For Rajesh Kapoor, a dealer of power tools and industrial hardware in Delhi, one year of the Goods and Services Tax (GST) reform has meant a 60% drop in sales.
“In the last one year, we’re only able to sell about 40% of what we used to before GST came in. The B2C (business-to-consumer) end of my business has taken a drastic hit. When a customer sees he’ll have to pay Rs 18,000 tax on a purchase worth Rs 1,00,000, he’d prefer to not buy the product from us at all,” said Kapoor.
Kapoor’s business typically sees an annual turnover in the range of Rs 17-18 lakh. Small businesses like his were exempt from paying excise under old tax laws. Goods he sold were only taxed at 5% VAT, but now, under GST, most of the products fall under the 18% slab, and the others are taxed at 28%.
“It’s discouraging customers from buying from us. They’d rather go to a branded store and shell out more money there, since they’re already used to paying more for brands,” he said. “When it comes to filing returns too, work needs to be delegated to a professional now. We can’t do much by ourselves.”
GST subsumes myriad indirect taxes, including excise (or value-added tax levied by the Centre), sales tax or service tax, and VAT imposed by the states into one uniform levy across states.
“The government failed to recognise when it introduced a tax slab as high as 28% that smaller players were not so far paying excise duties so high. These businesses have gone from paying VAT in the range of 5%-12.5% to a GST of 18%, a rate which is highly disproportionate with the revenue these businesses have,” said Hardeep Malhotra, a New Delhi- based chartered accountant. In GST, only businesses with annual revenue of less than Rs 20 lakh are exempt from registration.

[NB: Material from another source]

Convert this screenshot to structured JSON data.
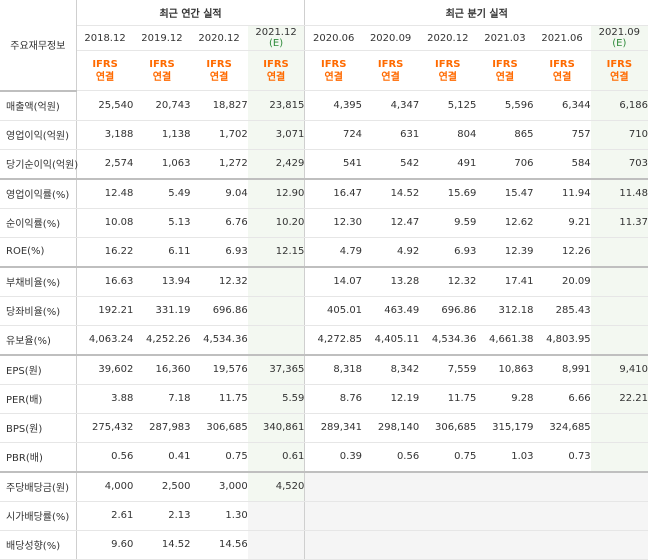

Malhotra explains that organised businesses with a turnover of more than Rs 1.5 crore were already paying about 24% in taxes, with the combined levy of sales tax, excise, and VAT. For them, the GST has in fact brought down the effective tax they have to pay, or in some cases, only marginally increased them. They are also better equipped to constantly upgrade the infrastructure needed to file numerous GST returns every quarter, than a small business.
Rahul Madan, who runs a business of mild steel ball bearings, told HT that most of his suppliers from Ludhiana in Punjab have shut shop. “My suppliers from Ludhiana have switched to importing goods instead of manufacturing themselves. One manufacturer who used to employ over 70 people has relieved all of them now, and finds it much economical to import,” said Madan.
“Since the majority of the industry was small and exempt from excise, imports were expensive. But now even the smallest of manufacturers pay 18% GST. Import and trading, on the other hand is much easier. There is no CVD or SAD on exports now, so goods manufactured domestically and those imported have no price difference, making it hard for SSIs to be able to compete,” he added.
Under the old excise law, countervailing duty (CVD) and special additional duty (SAD) were levied on imports to create a level-playing field for domestic manufacturers of goods and cheap imported goods. The CVD was levied at rates equal to the excise charged on a good if it was to be produced locally.
“The biggest challenge for SMEs was the filing of multiple returns — GSTR 1, 2 and 3 on a monthly basis,” said Aditya Singhania, DGM, GST at Taxmann.
“As SMEs found it impractical to handle the quantum of the returns, the GST Council took note of their complaints and introduced an alternative, single GSTR-3B return which is to be filed on a monthly basis, along with the quarterly GST returns. Businesses with a turnover of less than 1.5 crore can opt for composition scheme…the simpler the return format is, the lower will be the compliance burden on SMEs,” he added.
New rules dictate that a GSTR3-B return has to be filed each month by a registered taxpayer, even if they have zero sales in a particular month. “It has been noted that 27% of the taxpayers file nil returns”, said Singhania. This is avoidable work for small businesses which, more often than not, are strapped for resources.
The GST Council introduced the provision of composition scheme in which small taxpayers could choose to file their tax returns at a fixed rate of their revenue every quarter.
However, the scheme doesn’t apply to service providers (other than restaurateurs), and subscribers to the scheme have to let go of the benefit of input tax credit. Businesses which supply inter-state can also not subscribe to the scheme.
The Economic Survey for FY16-17 showed that out of the total returns filed under the GST during the period, 99.4% were filed by SMEs, amounting to 45.6% of the total taxes paid, said Taxmann’s Singhania.
Emails sent to the ministry of finance were unanswered at the time of publishing this story.